User Profile Machine Learning
Apache Eagle (called Eagle in the following) provides capabilities to define user activity patterns or user profiles for Apache Hadoop users based on the user behavior in the platform. The idea is to provide anomaly detection capability without setting hard thresholds in the system. The user profiles generated by our system are modeled using machine-learning algorithms and used for detection of anomalous user activities, where users’ activity pattern differs from their pattern history. Currently Eagle uses two algorithms for anomaly detection: Eigen-Value Decomposition and Density Estimation. The algorithms read data from HDFS audit logs, slice and dice data, and generate models for each user in the system. Once models are generated, Eagle uses the Apache Storm framework for near-real-time anomaly detection to determine if current user activities are suspicious or not with respect to their model. The block diagram below shows the current pipeline for user profile training and online detection.
Eagle online anomaly detection uses the Eagle policy framework, and the user profile is defined as one of the policies in the system. The user profile policy is evaluated by a machine-learning evaluator extended from the Eagle policy evaluator. Policy definition includes the features that are needed for anomaly detection (same as the ones used for training purposes).
A scheduler runs a Apache Spark based offline training program (to generate user profiles or models) at a configurable time interval; currently, the training program generates new models once every month.
The following are some details on the algorithms.
- Density Estimation: In this algorithm, the idea is to evaluate, for each user, a probability density function from the observed training data sample. We mean-normalize a training dataset for each feature. Normalization allows datasets to be on the same scale. In our probability density estimation, we use a Gaussian distribution function as the method for computing probability density. Features are conditionally independent of one another; therefore, the final Gaussian probability density can be computed by factorizing each feature’s probability density. During the online detection phase, we compute the probability of a user’s activity. If the probability of the user performing the activity is below threshold (determined from the training program, using a method called Mathews Correlation Coefficient), we signal anomaly alerts.

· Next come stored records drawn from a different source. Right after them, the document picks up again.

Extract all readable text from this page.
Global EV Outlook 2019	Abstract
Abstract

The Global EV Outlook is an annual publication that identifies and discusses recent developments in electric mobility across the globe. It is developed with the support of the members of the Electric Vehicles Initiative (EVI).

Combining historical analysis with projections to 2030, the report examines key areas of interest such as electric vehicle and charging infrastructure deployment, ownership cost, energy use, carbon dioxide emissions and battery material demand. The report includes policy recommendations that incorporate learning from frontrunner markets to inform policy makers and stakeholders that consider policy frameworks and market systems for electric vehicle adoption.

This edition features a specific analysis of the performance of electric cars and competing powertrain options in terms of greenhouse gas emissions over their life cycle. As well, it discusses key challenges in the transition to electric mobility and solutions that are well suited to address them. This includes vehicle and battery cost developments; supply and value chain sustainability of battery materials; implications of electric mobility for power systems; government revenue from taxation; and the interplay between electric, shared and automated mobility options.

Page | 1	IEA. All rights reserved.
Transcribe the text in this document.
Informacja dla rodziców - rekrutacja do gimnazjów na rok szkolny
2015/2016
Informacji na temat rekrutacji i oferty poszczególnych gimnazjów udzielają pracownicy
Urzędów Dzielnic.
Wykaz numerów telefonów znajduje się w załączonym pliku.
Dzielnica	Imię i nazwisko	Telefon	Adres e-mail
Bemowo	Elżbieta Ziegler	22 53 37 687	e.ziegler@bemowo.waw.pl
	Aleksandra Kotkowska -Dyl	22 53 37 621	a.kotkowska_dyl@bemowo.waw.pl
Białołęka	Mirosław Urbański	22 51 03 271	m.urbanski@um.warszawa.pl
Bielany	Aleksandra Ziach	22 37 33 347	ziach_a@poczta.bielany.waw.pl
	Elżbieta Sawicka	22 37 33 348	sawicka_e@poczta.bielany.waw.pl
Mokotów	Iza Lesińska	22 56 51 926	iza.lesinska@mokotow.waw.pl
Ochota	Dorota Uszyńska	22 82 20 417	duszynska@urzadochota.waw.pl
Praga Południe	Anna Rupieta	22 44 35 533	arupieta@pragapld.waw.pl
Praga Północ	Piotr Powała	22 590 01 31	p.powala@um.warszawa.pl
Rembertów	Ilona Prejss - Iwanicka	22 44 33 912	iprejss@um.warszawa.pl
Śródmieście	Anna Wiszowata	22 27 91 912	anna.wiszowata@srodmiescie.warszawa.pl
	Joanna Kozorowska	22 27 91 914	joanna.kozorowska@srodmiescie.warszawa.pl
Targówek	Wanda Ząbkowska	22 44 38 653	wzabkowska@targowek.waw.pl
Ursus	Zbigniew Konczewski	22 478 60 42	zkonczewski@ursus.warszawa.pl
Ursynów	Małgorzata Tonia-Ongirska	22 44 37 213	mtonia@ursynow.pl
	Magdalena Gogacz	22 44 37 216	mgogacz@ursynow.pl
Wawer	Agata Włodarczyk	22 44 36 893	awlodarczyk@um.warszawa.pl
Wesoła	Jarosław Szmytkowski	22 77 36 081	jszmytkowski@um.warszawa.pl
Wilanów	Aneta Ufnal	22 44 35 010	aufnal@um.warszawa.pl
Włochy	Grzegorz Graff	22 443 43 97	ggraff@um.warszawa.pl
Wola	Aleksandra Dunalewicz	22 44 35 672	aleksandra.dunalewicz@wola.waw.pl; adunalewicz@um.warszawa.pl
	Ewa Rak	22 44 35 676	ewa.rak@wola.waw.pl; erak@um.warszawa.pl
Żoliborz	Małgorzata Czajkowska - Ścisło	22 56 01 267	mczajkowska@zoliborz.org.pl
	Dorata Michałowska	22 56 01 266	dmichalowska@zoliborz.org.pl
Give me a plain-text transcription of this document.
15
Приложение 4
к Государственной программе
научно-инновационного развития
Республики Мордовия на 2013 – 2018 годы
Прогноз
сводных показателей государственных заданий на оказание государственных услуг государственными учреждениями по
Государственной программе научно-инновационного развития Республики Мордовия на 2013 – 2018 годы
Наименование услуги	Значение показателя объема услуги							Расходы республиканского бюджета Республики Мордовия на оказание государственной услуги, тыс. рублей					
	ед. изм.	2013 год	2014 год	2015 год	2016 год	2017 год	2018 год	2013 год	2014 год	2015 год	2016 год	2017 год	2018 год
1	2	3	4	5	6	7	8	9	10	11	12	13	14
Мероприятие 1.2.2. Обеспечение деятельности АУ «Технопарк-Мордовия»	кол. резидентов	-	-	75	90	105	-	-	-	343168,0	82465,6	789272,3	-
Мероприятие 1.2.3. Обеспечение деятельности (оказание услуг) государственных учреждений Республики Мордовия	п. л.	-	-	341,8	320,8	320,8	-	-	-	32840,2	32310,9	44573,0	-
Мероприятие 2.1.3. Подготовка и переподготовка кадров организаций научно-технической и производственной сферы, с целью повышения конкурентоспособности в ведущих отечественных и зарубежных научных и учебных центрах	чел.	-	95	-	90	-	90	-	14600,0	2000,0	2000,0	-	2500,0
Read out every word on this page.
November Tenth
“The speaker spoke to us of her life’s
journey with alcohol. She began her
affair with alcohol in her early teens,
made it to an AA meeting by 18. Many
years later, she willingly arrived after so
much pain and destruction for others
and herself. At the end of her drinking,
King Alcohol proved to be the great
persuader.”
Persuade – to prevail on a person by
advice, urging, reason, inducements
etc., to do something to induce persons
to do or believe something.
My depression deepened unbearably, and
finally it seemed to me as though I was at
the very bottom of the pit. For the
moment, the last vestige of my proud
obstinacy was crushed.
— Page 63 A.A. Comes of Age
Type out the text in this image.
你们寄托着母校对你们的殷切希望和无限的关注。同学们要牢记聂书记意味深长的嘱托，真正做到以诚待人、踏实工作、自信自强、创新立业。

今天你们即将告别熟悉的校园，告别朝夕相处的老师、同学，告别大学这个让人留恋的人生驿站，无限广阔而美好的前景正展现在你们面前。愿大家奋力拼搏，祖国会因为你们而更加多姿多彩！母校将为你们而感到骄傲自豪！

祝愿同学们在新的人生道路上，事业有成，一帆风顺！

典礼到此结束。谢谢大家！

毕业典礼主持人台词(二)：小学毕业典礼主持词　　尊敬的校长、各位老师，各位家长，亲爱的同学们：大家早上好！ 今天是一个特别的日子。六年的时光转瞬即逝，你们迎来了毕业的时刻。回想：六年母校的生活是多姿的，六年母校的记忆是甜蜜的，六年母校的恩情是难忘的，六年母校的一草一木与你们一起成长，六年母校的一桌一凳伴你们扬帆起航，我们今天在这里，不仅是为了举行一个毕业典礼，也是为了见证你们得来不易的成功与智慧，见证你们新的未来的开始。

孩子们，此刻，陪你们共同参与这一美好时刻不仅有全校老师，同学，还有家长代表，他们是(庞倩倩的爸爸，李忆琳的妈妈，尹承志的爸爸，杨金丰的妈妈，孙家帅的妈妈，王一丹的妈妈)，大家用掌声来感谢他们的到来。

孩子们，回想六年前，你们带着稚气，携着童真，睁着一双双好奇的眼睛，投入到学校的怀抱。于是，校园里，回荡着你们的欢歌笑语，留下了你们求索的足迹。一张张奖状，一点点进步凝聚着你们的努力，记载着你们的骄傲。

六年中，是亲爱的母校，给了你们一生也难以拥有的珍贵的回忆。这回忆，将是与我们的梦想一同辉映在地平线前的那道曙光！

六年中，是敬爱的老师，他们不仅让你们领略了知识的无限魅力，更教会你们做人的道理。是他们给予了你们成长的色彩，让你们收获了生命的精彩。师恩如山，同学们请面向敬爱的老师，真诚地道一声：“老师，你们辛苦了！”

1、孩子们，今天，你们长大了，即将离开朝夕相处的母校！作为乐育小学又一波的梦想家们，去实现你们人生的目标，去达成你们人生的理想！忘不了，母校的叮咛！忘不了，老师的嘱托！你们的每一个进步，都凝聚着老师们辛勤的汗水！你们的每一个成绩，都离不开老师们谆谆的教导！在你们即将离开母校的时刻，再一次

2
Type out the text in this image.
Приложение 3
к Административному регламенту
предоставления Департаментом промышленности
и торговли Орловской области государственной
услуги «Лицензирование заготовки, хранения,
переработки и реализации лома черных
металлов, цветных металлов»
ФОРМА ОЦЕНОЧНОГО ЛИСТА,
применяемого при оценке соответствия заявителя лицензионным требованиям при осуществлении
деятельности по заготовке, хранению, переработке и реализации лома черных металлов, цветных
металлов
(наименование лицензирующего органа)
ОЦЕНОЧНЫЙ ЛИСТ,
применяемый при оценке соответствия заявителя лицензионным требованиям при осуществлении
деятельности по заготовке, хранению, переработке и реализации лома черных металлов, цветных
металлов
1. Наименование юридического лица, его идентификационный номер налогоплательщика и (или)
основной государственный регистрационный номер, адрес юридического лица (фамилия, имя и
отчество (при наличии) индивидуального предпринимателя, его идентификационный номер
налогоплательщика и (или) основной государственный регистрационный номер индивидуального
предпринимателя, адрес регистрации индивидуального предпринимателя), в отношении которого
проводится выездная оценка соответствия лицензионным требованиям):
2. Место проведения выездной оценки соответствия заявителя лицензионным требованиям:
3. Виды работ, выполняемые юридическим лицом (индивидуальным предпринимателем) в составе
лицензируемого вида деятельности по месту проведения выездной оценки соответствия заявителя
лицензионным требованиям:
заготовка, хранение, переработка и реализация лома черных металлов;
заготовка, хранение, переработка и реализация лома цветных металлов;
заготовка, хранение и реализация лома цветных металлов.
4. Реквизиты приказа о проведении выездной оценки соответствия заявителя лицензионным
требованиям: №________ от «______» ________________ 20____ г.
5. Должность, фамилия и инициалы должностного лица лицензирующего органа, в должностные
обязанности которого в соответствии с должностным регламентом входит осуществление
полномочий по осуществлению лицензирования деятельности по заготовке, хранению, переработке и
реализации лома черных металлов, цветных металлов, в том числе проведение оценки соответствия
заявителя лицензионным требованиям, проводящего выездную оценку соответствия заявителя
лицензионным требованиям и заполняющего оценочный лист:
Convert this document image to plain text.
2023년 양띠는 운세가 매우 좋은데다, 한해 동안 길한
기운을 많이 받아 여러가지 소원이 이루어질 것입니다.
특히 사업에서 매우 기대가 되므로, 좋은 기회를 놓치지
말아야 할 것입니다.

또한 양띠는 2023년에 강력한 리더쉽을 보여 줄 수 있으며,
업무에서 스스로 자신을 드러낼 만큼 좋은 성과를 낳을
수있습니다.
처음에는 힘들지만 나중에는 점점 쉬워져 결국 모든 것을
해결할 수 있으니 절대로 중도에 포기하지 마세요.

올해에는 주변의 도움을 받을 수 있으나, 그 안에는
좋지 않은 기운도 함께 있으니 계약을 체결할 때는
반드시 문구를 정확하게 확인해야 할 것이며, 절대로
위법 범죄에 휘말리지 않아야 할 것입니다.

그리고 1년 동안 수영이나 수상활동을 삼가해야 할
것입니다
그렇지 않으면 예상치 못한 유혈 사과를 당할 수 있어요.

- Eigen-Value Decomposition: Our goal in user profile generation is to find interesting behavioral patterns for users. One way to achieve that goal is to consider a combination of features and see how each one influences the others. When the data volume is large, which is generally the case for us, abnormal patterns among features may go unnoticed due to the huge number of normal patterns. As normal behavioral patterns can lie within very low-dimensional subspace, we can potentially reduce the dimension of the dataset to better understand the user behavior pattern. This method also reduces noise, if any, in the training dataset. Based on the amount of variance of the data we maintain for a user, which is usually 95% for our case, we seek to find the number of principal components k that represents 95% variance. We consider first k principal components as normal subspace for the user. The remaining (n-k) principal components are considered as abnormal subspace.
During online anomaly detection, if the user behavior lies near normal subspace, we consider the behavior to be normal. On the other hand, if the user behavior lies near the abnormal subspace, we raise an alarm as we believe usual user behavior should generally fall within normal subspace. We use the Euclidian distance method to compute whether a user’s current activity is near normal or abnormal subspace.